The latter seems to be the preferred route for the major engine manufacturers, who already believe that sustainable aviation fuels—combined with continued improvements in turbine engine fuel efficiency—are the best near-term option for reducing aviation’s effect on climate.
It gets interesting where electric and hydrogen technologies could come together in a hybrid form of propulsion. Airbus has hinted at this, and a report by Europe’s Clean Sky and Fuel Cell and Hydrogen research programs has explicitly detailed this potential option.
The “Hydrogen-Powered Aviation” report describes a liquid-hydrogen-fueled (LH2) 165-seat aircraft—an Airbus A320/Boeing 737-class type, but slower and with shorter range—that uses both fuel cells and turbine combustion for propulsion. Both operate for takeoff and climb, but in cruise only the fuel cells are used.
Airbus is considering hybridization the other way round: fuel cells would be used for takeoff only, as a complement to turbine engines. That way the fuel cells would remain reasonably small, while the turbine engines would be sized for cruise and could be made smaller.
What that means is the ongoing development of electric propulsion and emerging work on hydrogen could prove to be complementary, and not only competitive, in certain aircraft classes.
So who is leading what? In hybrid-electric, the pioneers are startups: Ampaire in the U.S. and VoltAero in France. Both are flying propulsion testbeds based on modified Cessna 337 Skymasters. Ampaire plans to certify a hybrid-electric conversion of the 19-passenger de Havilland Canada Twin Otter as its next step.
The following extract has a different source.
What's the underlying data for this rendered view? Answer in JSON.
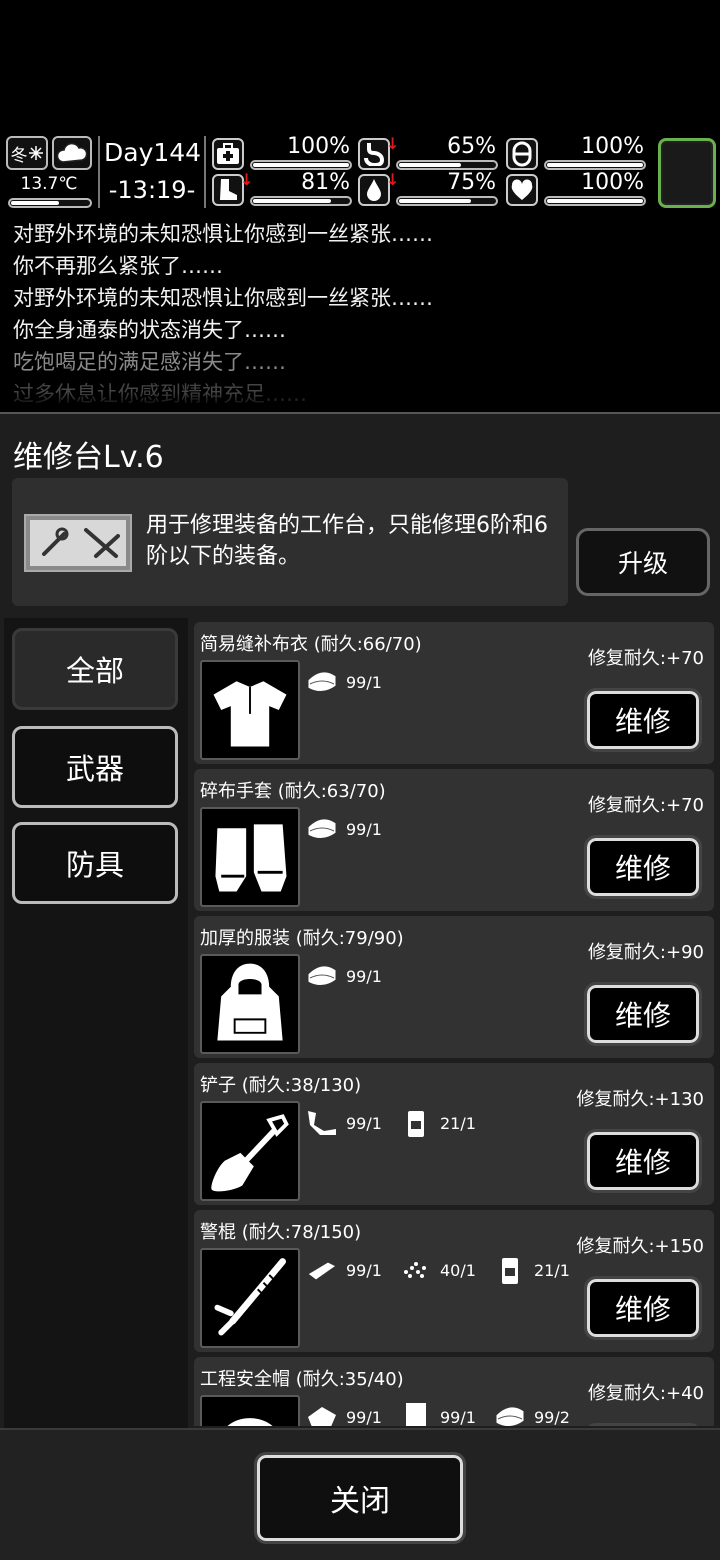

The Cessna Caravan is another potential target. VoltAero is developing a 4-10-seat family of clean-sheet aircraft called the Cassio 2.
In hydrogen-electric, the leaders are also startups. ZeroAvia is flying a six-seat Piper M350 modified to hydrogen fuel-cell propulsion and has plans to certify a conversion for 19-passenger regional aircraft, such as the Dornier Do 228, as its first product. Universal Hydrogen is developing a fuel-cell power train for retrofit into the De Havilland Canada Dash 8-300.
With Airbus planning to use LH2 and direct combustion in its zero-emission airliner, all the major engine manufacturers are working on research to adapt their gas turbines to burn hydrogen. But no leader has emerged yet.